In contrast, page 99 of my book drops the reader into the middle of a rather dry four page description of how scientists discovered that the Pacific coast of Oregon and Washington in the US, and the Canadian province of British Columbia (geologists call this region “Cascadia”) are at great risk from a giant earthquake and devastating tsunami. It's rather dry, but it's important – the Cascadia region is virtually certain to experience an event similar to the 2011 earthquake and tsunami that devastated Japan, killing approximately 30,000 people and costing that country more than $200 billion (US). It was the world’s costliest natural disaster, and is discussed in Chapter 4 of my book. But unlike Japan, the US and Canada are actually much less prepared, for reasons discussed in Chapter 5 (including page 99). If it happened tomorrow, the consequences would be devastating, far worse than Japan. The main reason for the difference is that scientific understanding of the risk did not come until the 1990’s, long after the area had been settled by Europeans, and long after much of the region’s infrastructure have been built – so it's not earthquake-safe. In contrast, Japan has been settled for more than a thousand years, and that country’s inhabitants have learned to live with earthquakes, and design buildings accordingly. It’s a good example of the importance of time lag, a major theme in the book (in this case, the time difference between settlement and scientific understanding of local risk).
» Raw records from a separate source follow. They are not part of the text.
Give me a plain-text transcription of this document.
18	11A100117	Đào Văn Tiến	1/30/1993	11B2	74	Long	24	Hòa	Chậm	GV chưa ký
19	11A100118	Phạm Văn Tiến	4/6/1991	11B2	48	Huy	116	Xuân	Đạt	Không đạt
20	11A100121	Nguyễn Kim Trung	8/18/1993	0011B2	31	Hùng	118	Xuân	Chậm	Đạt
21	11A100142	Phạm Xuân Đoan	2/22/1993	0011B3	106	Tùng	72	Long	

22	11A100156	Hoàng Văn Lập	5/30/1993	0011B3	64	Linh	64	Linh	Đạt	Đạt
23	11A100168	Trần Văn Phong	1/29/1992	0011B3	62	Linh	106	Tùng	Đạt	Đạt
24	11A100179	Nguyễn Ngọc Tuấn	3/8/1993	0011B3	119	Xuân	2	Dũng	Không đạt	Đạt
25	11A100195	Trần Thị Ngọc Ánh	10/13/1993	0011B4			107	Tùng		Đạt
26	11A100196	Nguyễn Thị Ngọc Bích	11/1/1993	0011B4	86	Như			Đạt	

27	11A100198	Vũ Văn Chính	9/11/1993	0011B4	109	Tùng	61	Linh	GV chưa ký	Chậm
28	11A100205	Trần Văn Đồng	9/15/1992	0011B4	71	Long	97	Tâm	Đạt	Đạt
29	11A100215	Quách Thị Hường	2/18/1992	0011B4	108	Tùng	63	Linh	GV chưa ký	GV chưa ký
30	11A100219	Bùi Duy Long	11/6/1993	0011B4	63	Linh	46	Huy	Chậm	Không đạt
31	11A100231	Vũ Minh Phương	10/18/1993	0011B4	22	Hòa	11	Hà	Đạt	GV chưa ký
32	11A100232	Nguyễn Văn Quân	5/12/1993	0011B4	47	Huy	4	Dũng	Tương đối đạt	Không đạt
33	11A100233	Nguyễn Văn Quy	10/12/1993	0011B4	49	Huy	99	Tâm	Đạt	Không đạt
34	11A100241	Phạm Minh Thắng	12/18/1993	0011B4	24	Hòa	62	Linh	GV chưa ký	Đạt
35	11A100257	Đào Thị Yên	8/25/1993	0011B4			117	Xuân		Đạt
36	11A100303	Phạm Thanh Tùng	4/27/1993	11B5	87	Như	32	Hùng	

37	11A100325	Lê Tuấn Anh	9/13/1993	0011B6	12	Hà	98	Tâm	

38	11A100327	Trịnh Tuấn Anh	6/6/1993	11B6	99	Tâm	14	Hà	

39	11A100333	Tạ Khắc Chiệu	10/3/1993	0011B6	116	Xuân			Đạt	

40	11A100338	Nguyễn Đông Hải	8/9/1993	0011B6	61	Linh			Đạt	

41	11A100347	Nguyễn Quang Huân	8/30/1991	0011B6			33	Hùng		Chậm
An interesting aside, related to Colwell’s book but not discussed in my book, is that the indigenous inhabitants of Cascadia were actually familiar with the earthquake and tsunami hazard (the last big one was in 1700 AD, and it was recognized in their oral traditions). European settlers (and scientists of the day) paid no heed to the natives, who were viewed as uncivilized.

We can’t predict when “the big one” will hit Cascadia, but we probably have at least a few decades to prepare. Let’s use the time wisely.